Il Movimento 5 stelle per ora non ha scoperto le carte: Conte ha ipotizzato l'ex ministro Severino, nei giorni scorsi non avrebbe chiuso a Casini (le cui quotazioni sarebbero in discesa perché non sarebbe la prima scelta né della Lega né di Berlusconi) che ha il gradimento di Renzi, anche se il leader di Italia viva, al pari di Letta (i due si sono incontrati oggi e hanno deciso per una comune strategia in Aula, concordando sulla necessità di un patto di fine legislatura), preferirebbe di gran lunga puntare su Draghi. La trattativa dietro le quinte è sul governo, sempre il leader di Iv vede un esecutivo istituzionale, ma al momento anche i nomi di Cartabia e Colao non raccolgono un largo consenso tra le forze politiche.
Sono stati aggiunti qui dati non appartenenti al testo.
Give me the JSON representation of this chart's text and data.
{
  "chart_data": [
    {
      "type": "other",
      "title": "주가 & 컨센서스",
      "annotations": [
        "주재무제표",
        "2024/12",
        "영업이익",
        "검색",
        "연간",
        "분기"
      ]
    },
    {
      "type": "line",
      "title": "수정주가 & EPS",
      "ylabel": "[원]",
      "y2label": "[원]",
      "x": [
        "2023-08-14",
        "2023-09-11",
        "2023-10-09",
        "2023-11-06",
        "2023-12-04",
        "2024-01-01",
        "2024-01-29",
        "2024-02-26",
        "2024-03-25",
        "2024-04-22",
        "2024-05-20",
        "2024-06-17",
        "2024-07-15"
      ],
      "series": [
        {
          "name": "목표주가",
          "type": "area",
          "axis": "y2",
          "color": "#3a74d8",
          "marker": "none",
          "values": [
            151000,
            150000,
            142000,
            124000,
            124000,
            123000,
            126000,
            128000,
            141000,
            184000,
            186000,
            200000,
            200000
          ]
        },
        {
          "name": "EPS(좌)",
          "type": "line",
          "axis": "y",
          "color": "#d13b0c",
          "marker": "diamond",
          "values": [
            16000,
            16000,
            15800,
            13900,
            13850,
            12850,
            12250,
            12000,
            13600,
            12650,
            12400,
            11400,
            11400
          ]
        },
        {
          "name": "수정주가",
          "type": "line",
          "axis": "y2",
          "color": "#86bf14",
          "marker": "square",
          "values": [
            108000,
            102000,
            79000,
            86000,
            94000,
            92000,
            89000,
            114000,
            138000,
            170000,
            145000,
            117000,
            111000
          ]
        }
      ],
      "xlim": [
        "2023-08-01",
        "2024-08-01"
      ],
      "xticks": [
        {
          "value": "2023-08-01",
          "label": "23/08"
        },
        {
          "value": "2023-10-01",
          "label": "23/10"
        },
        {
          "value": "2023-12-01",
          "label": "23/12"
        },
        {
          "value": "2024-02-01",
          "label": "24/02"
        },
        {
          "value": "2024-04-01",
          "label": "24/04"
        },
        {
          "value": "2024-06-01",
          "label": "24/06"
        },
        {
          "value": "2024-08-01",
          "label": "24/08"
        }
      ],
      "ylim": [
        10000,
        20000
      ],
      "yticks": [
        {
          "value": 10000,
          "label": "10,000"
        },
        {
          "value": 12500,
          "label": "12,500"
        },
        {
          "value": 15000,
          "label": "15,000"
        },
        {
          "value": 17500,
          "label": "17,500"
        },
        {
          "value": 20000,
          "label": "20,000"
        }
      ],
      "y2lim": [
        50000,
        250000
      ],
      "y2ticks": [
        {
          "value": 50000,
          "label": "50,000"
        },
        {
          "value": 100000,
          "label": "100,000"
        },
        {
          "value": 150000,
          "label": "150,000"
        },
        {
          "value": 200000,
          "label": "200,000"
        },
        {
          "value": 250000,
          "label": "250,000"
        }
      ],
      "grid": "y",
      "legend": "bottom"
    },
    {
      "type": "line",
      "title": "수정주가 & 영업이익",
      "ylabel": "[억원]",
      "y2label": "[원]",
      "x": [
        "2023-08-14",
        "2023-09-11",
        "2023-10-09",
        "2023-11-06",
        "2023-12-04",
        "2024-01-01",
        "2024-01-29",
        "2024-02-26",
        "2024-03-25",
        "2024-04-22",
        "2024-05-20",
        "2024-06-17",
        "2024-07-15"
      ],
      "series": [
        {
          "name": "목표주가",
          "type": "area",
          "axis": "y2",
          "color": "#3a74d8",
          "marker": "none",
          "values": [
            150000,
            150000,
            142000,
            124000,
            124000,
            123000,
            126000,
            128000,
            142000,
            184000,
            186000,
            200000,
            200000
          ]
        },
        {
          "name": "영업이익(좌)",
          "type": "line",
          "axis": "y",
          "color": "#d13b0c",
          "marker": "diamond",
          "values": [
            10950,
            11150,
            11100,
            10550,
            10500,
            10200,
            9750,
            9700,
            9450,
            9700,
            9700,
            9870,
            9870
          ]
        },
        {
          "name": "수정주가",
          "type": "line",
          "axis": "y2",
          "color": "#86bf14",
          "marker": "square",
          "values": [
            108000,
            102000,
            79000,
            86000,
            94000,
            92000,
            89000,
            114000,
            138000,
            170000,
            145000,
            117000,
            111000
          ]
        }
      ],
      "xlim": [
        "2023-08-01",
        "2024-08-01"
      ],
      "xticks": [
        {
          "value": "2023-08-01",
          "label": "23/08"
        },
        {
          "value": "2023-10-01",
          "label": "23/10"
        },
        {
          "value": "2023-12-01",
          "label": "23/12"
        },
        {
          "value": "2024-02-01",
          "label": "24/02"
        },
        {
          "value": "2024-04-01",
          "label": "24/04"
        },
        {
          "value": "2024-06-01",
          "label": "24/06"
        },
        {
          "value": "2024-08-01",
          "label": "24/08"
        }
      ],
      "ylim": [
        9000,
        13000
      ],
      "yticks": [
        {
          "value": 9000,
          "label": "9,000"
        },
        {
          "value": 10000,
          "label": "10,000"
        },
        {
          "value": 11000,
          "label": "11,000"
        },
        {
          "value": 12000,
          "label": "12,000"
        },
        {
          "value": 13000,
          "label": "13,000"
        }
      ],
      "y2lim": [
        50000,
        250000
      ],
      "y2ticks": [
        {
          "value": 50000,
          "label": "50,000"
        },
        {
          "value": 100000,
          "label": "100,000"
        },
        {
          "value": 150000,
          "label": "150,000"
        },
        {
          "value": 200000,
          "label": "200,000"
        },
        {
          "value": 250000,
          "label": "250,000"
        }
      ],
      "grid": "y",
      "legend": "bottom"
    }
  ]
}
La partita si sbloccherà sabato dopo il vertice del centrodestra. Se Berlusconi dovesse decidere di candidarsi Lega e Fratelli d'Italia, al pari dei centristi, darebbero il via libera. Altrimenti si andrà su una figura, come dice Salvini, di alto profilo. Ma anche i nomi come Casellati e Pera difficilmente otterrebbero una larga convergenza. Il sospetto nell'ex fronte rosso-giallo che sia la prima che la seconda siano delle opzioni in campo magari da spendere alle prime tre votazioni, sempre qualora Berlusconi non dovesse avere i numeri.

Ma il Pd ha già detto che non voterà un candidato di centrodestra. Da qui l'impasse che potrebbe, gioco forza, favorire proprio il presidente del Consiglio. "Ti conviene intestarti Draghi", continua a suggerire una parte di FI al Cavaliere. Ma l'ex premier per ora resiste ed elenca agli interlocutori i motivi per cui a suo dire il premier dovrebbe restare a palazzo Chigi. Draghi non ha detto una parola sul 'dossier Quirinale' in Consiglio dei ministri. Riterrebbe in ogni caso, secondo quanto riferiscono fonti parlamentari della maggioranza, i due temi - quello del Colle e quello del governo - non legati uno dall'altro. "Alla fine il rischio è che si vada su Draghi e per noi sarebbe un disastro", dice un senatore del partito di via Bellerio. Ma anche nel Movimento 5 stelle il fronte di chi non vuole il premier al Colle 'resiste'.